By using these variables, it will allow for a better production outcome. The correlation between the Collision data reflected in the heatmap above shows each square indicates the correlation between variables on each axis. Correlation ranges from -1 to +1. Values closer to zero means there is no linear trend between the two variables; such as the number of pedestrians killed, and the number of cyclists killed. Also, it shows a close relationship between the person killed and the pedestrian killed. However, the heatmap reflects a negative relationship between the zip count and the number of injured. As noted earlier, the number that is close to 1 indicates a more positively correlated correlation, which indicates a strong relationship. The numbers that are closer to -1 has more of a diverse correlation, but instead of both increasing, one variable will decrease as the other increases. The larger the number and darker the color, the higher the correlation between the two variables.

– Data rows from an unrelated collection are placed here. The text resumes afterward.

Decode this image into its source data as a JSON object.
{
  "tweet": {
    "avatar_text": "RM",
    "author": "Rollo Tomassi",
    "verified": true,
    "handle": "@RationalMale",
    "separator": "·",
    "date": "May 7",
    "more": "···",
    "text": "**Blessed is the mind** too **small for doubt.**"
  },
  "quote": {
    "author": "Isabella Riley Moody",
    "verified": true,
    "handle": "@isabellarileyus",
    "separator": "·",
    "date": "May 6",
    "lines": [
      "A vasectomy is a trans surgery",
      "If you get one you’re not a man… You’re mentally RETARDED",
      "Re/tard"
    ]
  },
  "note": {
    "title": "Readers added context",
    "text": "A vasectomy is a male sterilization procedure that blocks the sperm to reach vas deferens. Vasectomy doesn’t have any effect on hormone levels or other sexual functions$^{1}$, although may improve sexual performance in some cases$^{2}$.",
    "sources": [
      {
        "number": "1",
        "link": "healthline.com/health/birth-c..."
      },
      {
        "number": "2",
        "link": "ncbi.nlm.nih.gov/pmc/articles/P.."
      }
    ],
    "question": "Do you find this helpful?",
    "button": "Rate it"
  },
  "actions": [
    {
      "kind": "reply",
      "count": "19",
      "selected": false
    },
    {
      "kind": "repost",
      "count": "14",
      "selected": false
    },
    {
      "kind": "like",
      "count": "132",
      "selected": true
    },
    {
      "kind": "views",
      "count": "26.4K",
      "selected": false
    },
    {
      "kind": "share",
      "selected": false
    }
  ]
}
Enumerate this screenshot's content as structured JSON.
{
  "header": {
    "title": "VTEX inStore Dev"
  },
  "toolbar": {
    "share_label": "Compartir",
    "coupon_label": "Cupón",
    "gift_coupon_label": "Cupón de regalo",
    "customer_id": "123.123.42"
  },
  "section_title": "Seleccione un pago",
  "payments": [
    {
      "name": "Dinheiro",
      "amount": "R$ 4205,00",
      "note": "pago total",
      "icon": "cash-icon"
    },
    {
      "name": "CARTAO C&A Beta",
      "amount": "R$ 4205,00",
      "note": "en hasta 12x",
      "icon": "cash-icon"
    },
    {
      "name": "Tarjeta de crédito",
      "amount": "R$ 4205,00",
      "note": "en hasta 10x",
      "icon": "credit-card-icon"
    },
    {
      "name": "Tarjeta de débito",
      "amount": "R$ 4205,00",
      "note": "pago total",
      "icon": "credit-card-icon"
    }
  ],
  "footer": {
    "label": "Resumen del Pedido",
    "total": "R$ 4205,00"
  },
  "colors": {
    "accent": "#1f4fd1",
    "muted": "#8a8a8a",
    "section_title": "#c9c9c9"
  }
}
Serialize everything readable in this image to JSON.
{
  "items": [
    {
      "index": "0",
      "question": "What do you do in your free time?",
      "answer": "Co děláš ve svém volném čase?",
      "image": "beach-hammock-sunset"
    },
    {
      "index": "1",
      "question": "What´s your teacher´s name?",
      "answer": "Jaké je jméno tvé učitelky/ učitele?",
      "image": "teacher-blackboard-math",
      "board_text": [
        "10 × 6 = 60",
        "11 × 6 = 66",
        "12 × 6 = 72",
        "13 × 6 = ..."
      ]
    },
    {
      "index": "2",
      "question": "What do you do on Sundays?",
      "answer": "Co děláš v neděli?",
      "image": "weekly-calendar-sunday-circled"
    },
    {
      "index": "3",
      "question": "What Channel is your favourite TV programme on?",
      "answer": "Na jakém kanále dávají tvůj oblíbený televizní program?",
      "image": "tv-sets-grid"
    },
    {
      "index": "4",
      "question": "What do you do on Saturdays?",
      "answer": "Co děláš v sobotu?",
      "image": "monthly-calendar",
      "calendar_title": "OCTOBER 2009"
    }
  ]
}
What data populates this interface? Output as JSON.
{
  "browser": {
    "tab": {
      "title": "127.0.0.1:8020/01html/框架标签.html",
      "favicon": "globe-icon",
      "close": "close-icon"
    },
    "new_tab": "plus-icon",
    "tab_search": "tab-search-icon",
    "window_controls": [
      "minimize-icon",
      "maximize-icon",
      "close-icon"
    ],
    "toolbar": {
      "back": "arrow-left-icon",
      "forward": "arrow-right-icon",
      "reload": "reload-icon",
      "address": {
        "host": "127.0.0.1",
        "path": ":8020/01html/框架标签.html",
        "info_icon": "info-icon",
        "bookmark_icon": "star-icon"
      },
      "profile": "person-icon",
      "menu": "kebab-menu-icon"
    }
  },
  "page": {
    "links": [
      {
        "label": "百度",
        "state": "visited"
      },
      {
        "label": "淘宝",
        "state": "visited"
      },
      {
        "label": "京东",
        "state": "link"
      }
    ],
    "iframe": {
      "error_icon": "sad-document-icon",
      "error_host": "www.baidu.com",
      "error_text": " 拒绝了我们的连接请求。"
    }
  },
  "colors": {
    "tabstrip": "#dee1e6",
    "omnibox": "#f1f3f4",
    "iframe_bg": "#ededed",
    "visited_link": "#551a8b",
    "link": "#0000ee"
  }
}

The variables were used for both spatial analysis, and predictions models were the followings:
- Vehicles type code 1
- Vehicles type code 2
- Borough
- Year
- Zip Code
- Zip Code Counts
- Number of persons killed
- Number of persons injured
- Number of Pedestrians killed
- Number of Pedestrian injured
- Number of cyclists killed
- Number of cyclists injured
- Latitude, Longitude
- contributing_factor_vehicle_1
An overview of the collisions per zip code was carried out as part of the research, as reflected in the map below the zip code within Brooklyn: East New York, Flatbush, and East Williamsburg. For Queens are South Ozone Park and South Jamaica (near John F. Kennedy International Airport), and for Manhattan, the areas are East Village, West Village, and Flatiron District. These are the largest number of crashes, noted that they are highly dense areas with a wide range of income, with a variety of land use that will be discussed later in the analysis.